Una ragazza si trasferisce in un appartamento in condivisione, allettata dall’affitto basso e dalla vicinanza al posto di lavoro. La convivenza funziona, anche se la coinquilina si vede di rado e sembra soffrire di un disturbo da accumulo ossessivo-compulsivo. Nell’arco di due anni passati sotto lo stesso tetto il loro rapporto verrà scandito dalla progressiva assenza di contatti e dalla diminuzione dello spazio comune, processi che arriveranno ad assumere proporzioni insospettabili.
L’intimità degli spazi violati
di Stefano Ficagna
All’inizio non ci faccio troppo caso. Mi infastidisce quando i miei spazi vengono violati. Evito di litigare per qualche centimetro rubato all’interno della dispensa, ma sento irrigidirsi i muscoli del collo vedendo tutte quelle confezioni di pasta accatastate. La mia coinquilina avrà trovato un’offerta irrinunciabile al supermercato, oppure ha intenzione di fare una festa e non mi ha detto niente.
Abitiamo insieme da tre mesi, durante i quali ci siamo parlate lo stretto necessario. Non so neanche da quanto ci stia lei, in questo bilocale periferico, ma ha un modo di abitare lo spazio che la fa apparire come la padrona piuttosto che una semplice affittuaria. Anche se coi gesti e le parole si è mostrata sempre gentile, quell’aura dispotica me l’ha fatta temere sin dal principio.

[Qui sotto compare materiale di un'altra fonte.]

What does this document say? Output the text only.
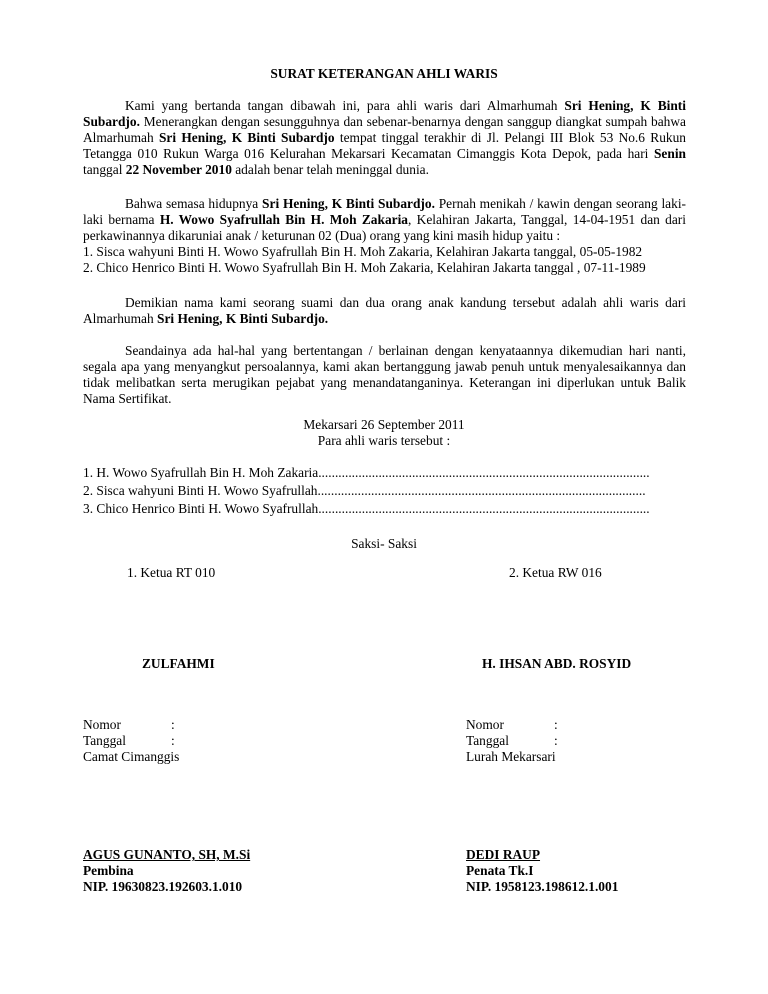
SURAT KETERANGAN AHLI WARIS
Kami yang bertanda tangan dibawah ini, para ahli waris dari Almarhumah Sri Hening, K Binti Subardjo. Menerangkan dengan sesungguhnya dan sebenar-benarnya dengan sanggup diangkat sumpah bahwa Almarhumah Sri Hening, K Binti Subardjo tempat tinggal terakhir di Jl. Pelangi III Blok 53 No.6 Rukun Tetangga 010 Rukun Warga 016 Kelurahan Mekarsari Kecamatan Cimanggis Kota Depok, pada hari Senin tanggal 22 November 2010 adalah benar telah meninggal dunia.
Bahwa semasa hidupnya Sri Hening, K Binti Subardjo. Pernah menikah / kawin dengan seorang laki-laki bernama H. Wowo Syafrullah Bin H. Moh Zakaria, Kelahiran Jakarta, Tanggal, 14-04-1951 dan dari perkawinannya dikaruniai anak / keturunan 02 (Dua) orang yang kini masih hidup yaitu :
1. Sisca wahyuni Binti H. Wowo Syafrullah Bin H. Moh Zakaria, Kelahiran Jakarta tanggal, 05-05-1982
2. Chico Henrico Binti H. Wowo Syafrullah Bin H. Moh Zakaria, Kelahiran Jakarta tanggal , 07-11-1989
Demikian nama kami seorang suami dan dua orang anak kandung tersebut adalah ahli waris dari Almarhumah Sri Hening, K Binti Subardjo.
Seandainya ada hal-hal yang bertentangan / berlainan dengan kenyataannya dikemudian hari nanti, segala apa yang menyangkut persoalannya, kami akan bertanggung jawab penuh untuk menyalesaikannya dan tidak melibatkan serta merugikan pejabat yang menandatanganinya. Keterangan ini diperlukan untuk Balik Nama Sertifikat.
Mekarsari 26 September 2011
Para ahli waris tersebut :
1. H. Wowo Syafrullah Bin H. Moh Zakaria...................................................................................................
2. Sisca wahyuni Binti H. Wowo Syafrullah..................................................................................................
3. Chico Henrico Binti H. Wowo Syafrullah...................................................................................................
Saksi- Saksi
1. Ketua RT 010	2. Ketua RW 016
ZULFAHMI	H. IHSAN ABD. ROSYID
Nomor	:
Tanggal	:
Camat Cimanggis
Nomor	:
Tanggal	:
Lurah Mekarsari
AGUS GUNANTO, SH, M.Si
Pembina
NIP. 19630823.192603.1.010
DEDI RAUP
Penata Tk.I
NIP. 1958123.198612.1.001
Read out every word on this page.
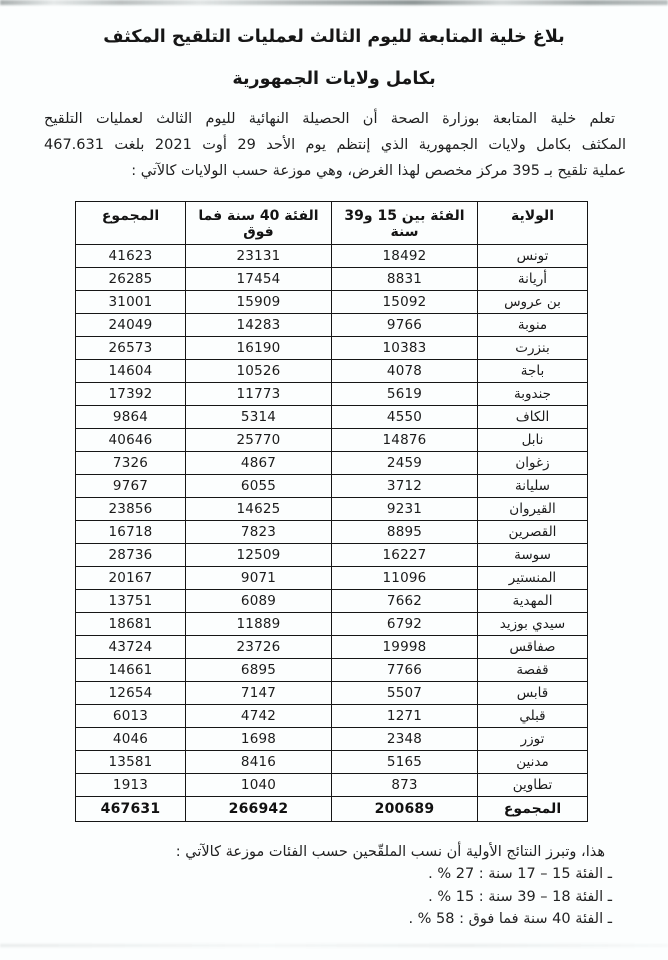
بلاغ خلية المتابعة لليوم الثالث لعمليات التلقيح المكثف
بكامل ولايات الجمهورية
تعلم خلية المتابعة بوزارة الصحة أن الحصيلة النهائية لليوم الثالث لعمليات التلقيح
المكثف بكامل ولايات الجمهورية الذي إنتظم يوم الأحد 29 أوت 2021 بلغت 467.631
عملية تلقيح بـ 395 مركز مخصص لهذا الغرض، وهي موزعة حسب الولايات كالآتي :
الولاية	الفئة بين 15 و39 سنة	الفئة 40 سنة فما فوق	المجموع
تونس	18492	23131	41623
أريانة	8831	17454	26285
بن عروس	15092	15909	31001
منوبة	9766	14283	24049
بنزرت	10383	16190	26573
باجة	4078	10526	14604
جندوبة	5619	11773	17392
الكاف	4550	5314	9864
نابل	14876	25770	40646
زغوان	2459	4867	7326
سليانة	3712	6055	9767
القيروان	9231	14625	23856
القصرين	8895	7823	16718
سوسة	16227	12509	28736
المنستير	11096	9071	20167
المهدية	7662	6089	13751
سيدي بوزيد	6792	11889	18681
صفاقس	19998	23726	43724
قفصة	7766	6895	14661
قابس	5507	7147	12654
قبلي	1271	4742	6013
توزر	2348	1698	4046
مدنين	5165	8416	13581
تطاوين	873	1040	1913
المجموع	200689	266942	467631
هذا، وتبرز النتائج الأولية أن نسب الملقّحين حسب الفئات موزعة كالآتي :
ـ الفئة 15 – 17 سنة : 27 % .
ـ الفئة 18 – 39 سنة : 15 % .
ـ الفئة 40 سنة فما فوق : 58 % .
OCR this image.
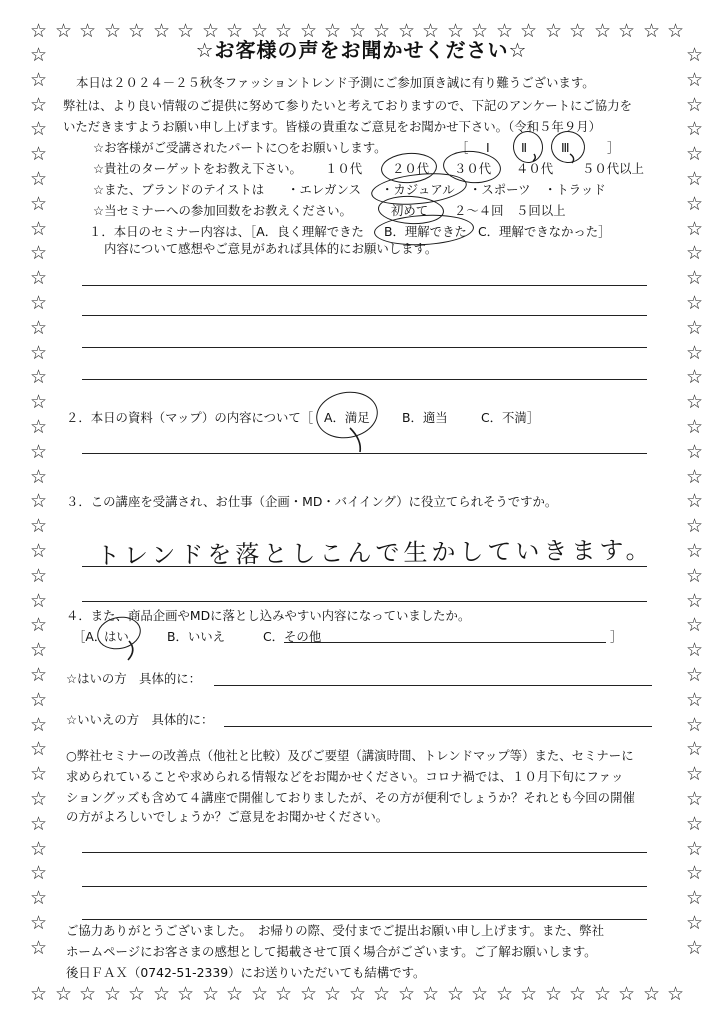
☆
☆
☆
☆
☆
☆
☆
☆
☆
☆
☆
☆
☆
☆
☆
☆
☆
☆
☆
☆
☆
☆
☆
☆
☆
☆
☆
☆
☆
☆
☆
☆
☆
☆
☆
☆
☆
☆
☆
☆
☆
☆
☆
☆
☆
☆
☆
☆
☆
☆
☆
☆
☆
☆
☆	☆
☆	☆
☆	☆
☆	☆
☆	☆
☆	☆
☆	☆
☆	☆
☆	☆
☆	☆
☆	☆
☆	☆
☆	☆
☆	☆
☆	☆
☆	☆
☆	☆
☆	☆
☆	☆
☆	☆
☆	☆
☆	☆
☆	☆
☆	☆
☆	☆
☆	☆
☆	☆
☆	☆
☆	☆
☆	☆
☆	☆
☆	☆
☆	☆
☆	☆
☆	☆
☆	☆
☆	☆
☆お客様の声をお聞かせください☆
本日は２０２４－２５秋冬ファッショントレンド予測にご参加頂き誠に有り難うございます。
弊社は、より良い情報のご提供に努めて参りたいと考えておりますので、下記のアンケートにご協力を
いただきますようお願い申し上げます。皆様の貴重なご意見をお聞かせ下さい。（令和５年９月）
☆お客様がご受講されたパートに○をお願いします。	［ Ⅰ	Ⅱ	Ⅲ	］
☆貴社のターゲットをお教え下さい。 １０代 ２０代 ３０代 ４０代 ５０代以上
☆また、ブランドのテイストは ・エレガンス ・カジュアル ・スポーツ ・トラッド
☆当セミナーへの参加回数をお教えください。	初めて ２～４回 ５回以上
１．本日のセミナー内容は、［A．良く理解できた B．理解できた C．理解できなかった］
内容について感想やご意見があれば具体的にお願いします。
２．本日の資料（マップ）の内容について［ A．満足	B．適当	C．不満］
３．この講座を受講され、お仕事（企画・MD・バイイング）に役立てられそうですか。
トレンドを落としこんで生かしていきます。
４．また、商品企画やMDに落とし込みやすい内容になっていましたか。
［A．
はい	B．いいえ	C．その他	］
☆はいの方　具体的に：
☆いいえの方　具体的に：
○弊社セミナーの改善点（他社と比較）及びご要望（講演時間、トレンドマップ等）また、セミナーに
求められていることや求められる情報などをお聞かせください。コロナ禍では、１０月下旬にファッ
ショングッズも含めて４講座で開催しておりましたが、その方が便利でしょうか？それとも今回の開催
の方がよろしいでしょうか？ご意見をお聞かせください。
ご協力ありがとうございました。　お帰りの際、受付までご提出お願い申し上げます。また、弊社
ホームページにお客さまの感想として掲載させて頂く場合がございます。ご了解お願いします。
後日ＦＡＸ（0742-51-2339）にお送りいただいても結構です。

Ho l’impressione che mi tolleri come un contrattempo momentaneo, una delle tante che è passata e che passerà, ma qui l’affitto è basso e sono relativamente vicina a dove lavoro. Non ho alcuna intenzione di andarmene tanto presto.
Quando rientro a casa, il sabato notte, tutto è silenzioso. Non c’è stata nessuna festa, la pasta resta a occupare spazio nella dispensa.
Sei mesi sono tanti. Ci sono persone di cui ho scoperto la vita nell’arco di una sola serata, logorroici mezzi sbronzi che chissà perché pensavano fossi una che sa ascoltare. È passato l’inverno, si è fatta primavera, io della mia coinquilina conosco il nome e poco altro. Nessuno viene a trovarla, la sera esce di rado. Non ho idea se lavori, studi o cosa faccia per vivere, ma le bollette le paga sempre lei (la mia metà la prende in contanti) e nessuno ci ha ancora staccato le utenze.
I nostri spazi comuni sono il corridoio, che divide la mia camera dalla sua, e la cucina, grande a malapena per farci stare un tavolo e due sedie. Mangiamo a orari diversi, ci laviamo a orari diversi, anche le nostre vesciche sembrano regolate su ritmi divergenti. Abbiamo degli accordi, quelli sì: lasciare pulita la doccia, non intasare di capelli il lavandino, non abbandonare piatti e pentole nel lavello, pulizie una settimana a testa. Sono una persona metodica, mi sono adattata in fretta e lei non ha avuto niente da ridire. Lo sgarro della dispensa non è rientrato, ma si è stabilizzato su quella dimensione di pochi centimetri, giusto lo spazio di schernire il mio bisogno di simmetria.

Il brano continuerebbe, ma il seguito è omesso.